Il est également conseillé de consulter les guides de tailles avec attention, car Balenciaga travaille souvent avec des coupés intentionnellement amples qui peuvent induire en erreur si l’on se base uniquement sur son expérience avec d’autres marques. En boutique, n’hésitez pas à essayer deux tailles pour comprendre l’intention stylistique derrière la pièce.
Construire un vestiaire Balenciaga cohérent et assumé
Pour celles et ceux qui souhaitent intégrer Balenciaga dans un vestiaire inclusif et durable, la stratégie la plus efficace consiste à investir d’abord dans des pièces signatures intemporelles : un sweat oversize, une paire de sneakers, un blazer aux épaules structurées. Ces pièces traversent les saisons, s’adaptent à de nombreuses tenues et constituent un point d’ancrage stylistique fort.

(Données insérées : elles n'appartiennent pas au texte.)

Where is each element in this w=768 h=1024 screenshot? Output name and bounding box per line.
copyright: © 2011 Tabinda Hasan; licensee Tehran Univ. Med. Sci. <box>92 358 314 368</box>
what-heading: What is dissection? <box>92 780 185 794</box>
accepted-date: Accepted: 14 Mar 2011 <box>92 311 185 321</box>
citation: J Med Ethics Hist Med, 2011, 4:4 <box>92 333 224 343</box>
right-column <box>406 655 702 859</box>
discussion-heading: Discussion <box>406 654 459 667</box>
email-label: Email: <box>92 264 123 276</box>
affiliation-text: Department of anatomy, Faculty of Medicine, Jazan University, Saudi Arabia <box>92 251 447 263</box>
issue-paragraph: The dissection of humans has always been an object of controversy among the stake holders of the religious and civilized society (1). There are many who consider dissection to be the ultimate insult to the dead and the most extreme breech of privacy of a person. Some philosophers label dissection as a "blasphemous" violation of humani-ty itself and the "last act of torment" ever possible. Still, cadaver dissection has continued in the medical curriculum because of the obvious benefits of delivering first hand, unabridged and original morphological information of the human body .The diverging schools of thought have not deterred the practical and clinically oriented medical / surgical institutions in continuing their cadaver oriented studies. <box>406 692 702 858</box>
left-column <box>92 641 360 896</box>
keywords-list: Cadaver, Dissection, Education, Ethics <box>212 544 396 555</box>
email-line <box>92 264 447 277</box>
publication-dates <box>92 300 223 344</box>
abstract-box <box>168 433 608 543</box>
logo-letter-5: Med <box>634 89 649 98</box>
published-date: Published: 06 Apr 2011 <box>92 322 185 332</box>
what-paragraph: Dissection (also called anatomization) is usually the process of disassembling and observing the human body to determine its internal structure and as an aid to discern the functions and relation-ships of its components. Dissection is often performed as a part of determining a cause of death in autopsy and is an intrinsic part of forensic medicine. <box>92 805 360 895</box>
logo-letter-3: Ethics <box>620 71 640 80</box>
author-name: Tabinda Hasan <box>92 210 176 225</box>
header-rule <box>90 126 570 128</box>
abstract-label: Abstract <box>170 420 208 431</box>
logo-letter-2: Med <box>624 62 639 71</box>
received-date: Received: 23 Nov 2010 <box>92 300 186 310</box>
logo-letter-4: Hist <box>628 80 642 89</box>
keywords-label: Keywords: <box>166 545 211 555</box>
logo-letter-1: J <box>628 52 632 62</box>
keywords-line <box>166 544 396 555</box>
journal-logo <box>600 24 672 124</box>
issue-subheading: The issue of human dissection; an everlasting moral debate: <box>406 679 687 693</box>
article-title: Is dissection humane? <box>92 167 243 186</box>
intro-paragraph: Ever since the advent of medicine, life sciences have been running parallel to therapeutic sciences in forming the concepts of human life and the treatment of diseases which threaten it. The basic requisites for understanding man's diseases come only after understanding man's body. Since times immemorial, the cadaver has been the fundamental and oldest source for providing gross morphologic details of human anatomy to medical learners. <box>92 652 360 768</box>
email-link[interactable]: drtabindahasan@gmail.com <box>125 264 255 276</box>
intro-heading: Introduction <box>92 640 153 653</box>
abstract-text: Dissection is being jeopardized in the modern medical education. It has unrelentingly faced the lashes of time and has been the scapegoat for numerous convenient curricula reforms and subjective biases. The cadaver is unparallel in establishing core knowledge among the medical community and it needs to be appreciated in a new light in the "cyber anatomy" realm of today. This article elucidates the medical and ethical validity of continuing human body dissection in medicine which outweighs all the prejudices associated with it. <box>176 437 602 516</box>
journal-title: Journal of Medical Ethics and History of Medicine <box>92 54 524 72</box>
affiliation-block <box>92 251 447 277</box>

Ensuite, on peut progressivement explorer les pièces plus spécifiques à chaque collection, en gardant à l’esprit que le style Balenciaga se construit sur une attitude autant que sur des vêtements. Porter Balenciaga, c’est accepter de prendre de la place, de revendiquer un espace visuel, de ne pas s’excuser de sa présence. Et cette leçon-là, elle est universellement valable, quelle que soit la silhouette que l’on habite.